Sources and Uses of Cash
Cash, cash equivalents, and restricted cash totaled $468 million at March 31, 2026, an increase of $97 million from year-end 2025, primarily due to long-term debt issuances, net of repayments ($1,422 million) and net cash provided by operating activities ($858 million), partially offset by net commercial paper repayments ($1,085 million), share repurchases ($700 million), dividends paid ($178 million), capital and technology expenditures ($130 million), and financing outflows for employee stock-based compensation withholding taxes ($124 million).
Our ratio of current assets to current liabilities was 0.5 to 1.0 at the end of the 2026 first quarter. We have significant borrowing capacity under our Credit Facility should we need additional working capital.
Capital Expenditures and Other Investments
We made capital and technology expenditures of $130 million in the 2026 first quarter and $135 million in the 2025 first quarter. We expect capital expenditures and other investments will total approximately $1,050 million to $1,150 million for the 2026 full year, including capital and technology expenditures, loan advances, contract acquisition costs, and other investing activities (including our planned investment in Lefay, which we assume will occur later this year), but excluding any potential property or brand acquisitions, which we cannot forecast with sufficient accuracy and which may be significant. Our anticipated capital and technology expenditures include higher than typical spending on our worldwide technology systems transformation, the overwhelming portion of which we expect to be reimbursed over time, and renovations of hotels in our owned and leased portfolio.
Share Repurchases and Dividends
We repurchased 2.1 million shares of our common stock for $0.7 billion in the 2026 first quarter. Year-to-date through April 29, 2026, we repurchased 3.1 million shares for $1.1 billion. For additional information, see "Issuer Purchases of Equity Securities" in Part II, Item 2.
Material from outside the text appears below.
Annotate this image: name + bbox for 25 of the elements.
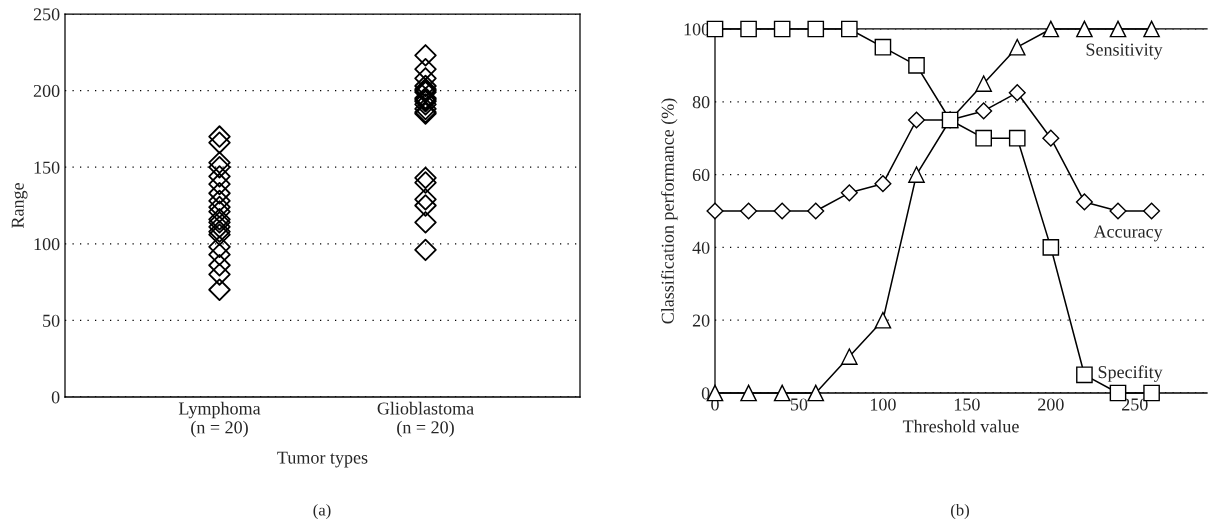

On February 12, 2026, our Board of Directors declared a quarterly cash dividend of $0.67 per share, which was paid on March 31, 2026 to stockholders of record on February 26, 2026.
We expect to continue to return cash to stockholders through a combination of share repurchases and cash dividends.
Material Cash Requirements
As of the end of the 2026 first quarter, there have been no material changes to our cash requirements as disclosed in our 2025 Form 10-K. See Part II, Item 7, "Management's Discussion and Analysis of Financial Condition and Results of Operations," of our 2025 Form 10-K for more information about our cash requirements. Also, see Note 6 for information on our long-term debt.
CRITICAL ACCOUNTING POLICIES AND ESTIMATES
Our preparation of financial statements in accordance with U.S. generally accepted accounting principles ("GAAP") requires management to make estimates and assumptions that affect reported amounts and related disclosures. We have discussed those policies and estimates that we believe are critical and require the use of complex judgment in their application in our 2025 Form 10-K. We have made no material changes to our critical accounting policies or the methodologies or assumptions that we apply under them.